Bakan Soylu'nun daha önce yaptığı "Bir güvenlik makalesi bile okumadım" açıklamasını anımsatan Paylan, "‘İçişleri Bakanlığı ile ilgili bir şey bilmeden bakan oldum' dedi, değil mi? Doğru. Taksim saldırısının iki amacı vardı. Birini söyleyeyim; siyasette yumuşama emareleri vardı. Aysel Tuğluk, bir hakkın sonucu olarak serbest bırakıldı. Bunun Cumhurbaşkanı’nın takdiri dışında olamayacağını biz biliyoruz. HDP'ye bir ziyaret yapıldı, bu da Cumhurbaşkanı’nın takdiri ile oldu. Yumuşama emaresiydi. Bahçeli, 'Doğru bir adımdır' dedi. Bunun dışında Selahattin Demirtaş, özel bir uçakla Diyarbakır'da kalp krizi geçiren babasına götürüldü. Bu da Sayın Cumhurbaşkanı’nın iradesi dışında olamazdı. Bu yumuşama emarelerine devlet içindeki o karanlık cevap verdi, İstiklal Caddesi saldırısı ile. Net olarak söylüyorum; ne zaman bir yumuşama emaresi varsa bu tip provokasyonlar var" diye konuştu.
"BU ÜLKENİN BARIŞINA EN BÜYÜK TEHDİT SÜLEYMAN SOYLU'DUR"

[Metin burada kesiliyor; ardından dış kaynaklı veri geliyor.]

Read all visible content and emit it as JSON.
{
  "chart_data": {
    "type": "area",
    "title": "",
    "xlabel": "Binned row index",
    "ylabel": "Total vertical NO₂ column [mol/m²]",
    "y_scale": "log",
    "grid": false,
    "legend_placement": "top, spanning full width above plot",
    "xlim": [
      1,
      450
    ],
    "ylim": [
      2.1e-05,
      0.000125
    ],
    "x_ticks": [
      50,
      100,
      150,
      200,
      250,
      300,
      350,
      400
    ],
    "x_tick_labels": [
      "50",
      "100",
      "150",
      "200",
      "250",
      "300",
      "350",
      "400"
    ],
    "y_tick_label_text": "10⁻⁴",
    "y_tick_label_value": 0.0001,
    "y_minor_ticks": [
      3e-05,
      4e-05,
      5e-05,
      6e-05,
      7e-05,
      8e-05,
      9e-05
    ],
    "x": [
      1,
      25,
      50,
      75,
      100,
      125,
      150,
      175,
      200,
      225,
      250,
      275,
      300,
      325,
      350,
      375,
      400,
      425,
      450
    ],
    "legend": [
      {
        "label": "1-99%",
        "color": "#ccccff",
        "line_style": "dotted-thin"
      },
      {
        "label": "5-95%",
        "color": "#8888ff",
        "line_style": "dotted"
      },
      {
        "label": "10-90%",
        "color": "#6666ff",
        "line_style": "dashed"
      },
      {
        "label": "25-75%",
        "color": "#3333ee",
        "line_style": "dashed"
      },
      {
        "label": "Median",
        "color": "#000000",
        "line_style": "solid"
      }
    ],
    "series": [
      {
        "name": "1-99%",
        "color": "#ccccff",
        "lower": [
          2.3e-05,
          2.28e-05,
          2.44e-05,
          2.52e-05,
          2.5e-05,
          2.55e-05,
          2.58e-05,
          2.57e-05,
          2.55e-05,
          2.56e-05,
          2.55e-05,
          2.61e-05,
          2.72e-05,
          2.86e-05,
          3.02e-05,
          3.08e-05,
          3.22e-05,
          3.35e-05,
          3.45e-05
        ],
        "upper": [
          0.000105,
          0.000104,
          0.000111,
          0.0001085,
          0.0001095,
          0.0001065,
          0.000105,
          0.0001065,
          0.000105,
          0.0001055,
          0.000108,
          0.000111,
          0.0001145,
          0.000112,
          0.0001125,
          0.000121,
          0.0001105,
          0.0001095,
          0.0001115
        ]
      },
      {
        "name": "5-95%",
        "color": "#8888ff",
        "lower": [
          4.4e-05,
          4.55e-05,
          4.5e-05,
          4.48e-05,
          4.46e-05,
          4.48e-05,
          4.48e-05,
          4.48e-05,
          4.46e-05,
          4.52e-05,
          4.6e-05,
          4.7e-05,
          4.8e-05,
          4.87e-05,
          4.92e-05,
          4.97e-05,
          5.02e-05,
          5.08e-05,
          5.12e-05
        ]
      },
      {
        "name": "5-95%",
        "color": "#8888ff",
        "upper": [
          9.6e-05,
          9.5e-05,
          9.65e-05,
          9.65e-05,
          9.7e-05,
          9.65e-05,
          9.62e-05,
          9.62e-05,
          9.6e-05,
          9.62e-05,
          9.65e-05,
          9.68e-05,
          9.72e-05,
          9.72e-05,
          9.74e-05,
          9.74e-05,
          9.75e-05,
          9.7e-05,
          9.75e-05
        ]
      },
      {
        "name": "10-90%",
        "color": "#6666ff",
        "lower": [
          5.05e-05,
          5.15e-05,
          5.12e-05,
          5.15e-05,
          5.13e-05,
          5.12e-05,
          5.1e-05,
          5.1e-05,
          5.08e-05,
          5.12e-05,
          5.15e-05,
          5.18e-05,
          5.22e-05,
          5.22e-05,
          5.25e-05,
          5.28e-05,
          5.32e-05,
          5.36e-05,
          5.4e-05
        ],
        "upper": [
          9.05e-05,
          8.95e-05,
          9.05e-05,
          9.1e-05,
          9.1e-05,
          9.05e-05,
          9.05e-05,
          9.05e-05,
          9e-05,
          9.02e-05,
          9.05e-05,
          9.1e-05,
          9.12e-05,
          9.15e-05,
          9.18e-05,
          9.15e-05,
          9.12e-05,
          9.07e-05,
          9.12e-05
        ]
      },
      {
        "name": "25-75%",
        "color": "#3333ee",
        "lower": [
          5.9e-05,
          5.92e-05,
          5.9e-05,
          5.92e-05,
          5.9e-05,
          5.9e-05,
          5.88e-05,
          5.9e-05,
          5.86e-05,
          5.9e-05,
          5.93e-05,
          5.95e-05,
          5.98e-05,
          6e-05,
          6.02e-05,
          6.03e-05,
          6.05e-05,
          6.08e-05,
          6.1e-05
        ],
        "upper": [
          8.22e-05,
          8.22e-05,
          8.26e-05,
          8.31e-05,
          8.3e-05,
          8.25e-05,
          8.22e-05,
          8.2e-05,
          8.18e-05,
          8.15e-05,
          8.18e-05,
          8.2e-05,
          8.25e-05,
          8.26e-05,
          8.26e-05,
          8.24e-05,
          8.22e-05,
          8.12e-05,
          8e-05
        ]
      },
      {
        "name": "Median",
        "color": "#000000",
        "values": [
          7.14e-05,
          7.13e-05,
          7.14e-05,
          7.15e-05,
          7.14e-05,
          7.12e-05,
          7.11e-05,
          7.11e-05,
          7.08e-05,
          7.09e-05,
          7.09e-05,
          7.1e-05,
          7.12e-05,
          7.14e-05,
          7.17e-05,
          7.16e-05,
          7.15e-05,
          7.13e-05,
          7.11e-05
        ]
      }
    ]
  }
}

Soylu'nun saldırıya ilişkin açıklamalarını da eleştiren Paylan, "Geçmişte de güvenlik toplantısında Hakan Fidan diyor ki 'Sınırın ötesine geçeriz, birkaç füze atarız, sınır ötesi harekatı gerekçelendiririz' diyor. Bugün de Sayın Soylu, 'Kobani'den emir geldi' diyerek sınır ötesi yeni bir harekatın gerekçesini yapmak istiyor. İşte toplumsal barışımıza en büyük tehdit budur. Yine Başbakan diyor ki 'Devletin uçağı ile bir ton uyuşturucu taşındı, benim Başbakanlık uçağımda’. Niye? 90'larda Susurluk Çetesi vardı, ‘vatan, millet’ diyerek uyuşturucu kaçıyorlardı. Bugün de ‘vatan, millet’ diyerek uyuşturucu kaçakçılığı yapılıyor. Devletin uçağıyla yapılıyor. Bu ülkenin barışına en büyük tehdit Süleyman Soylu'dur" dedi.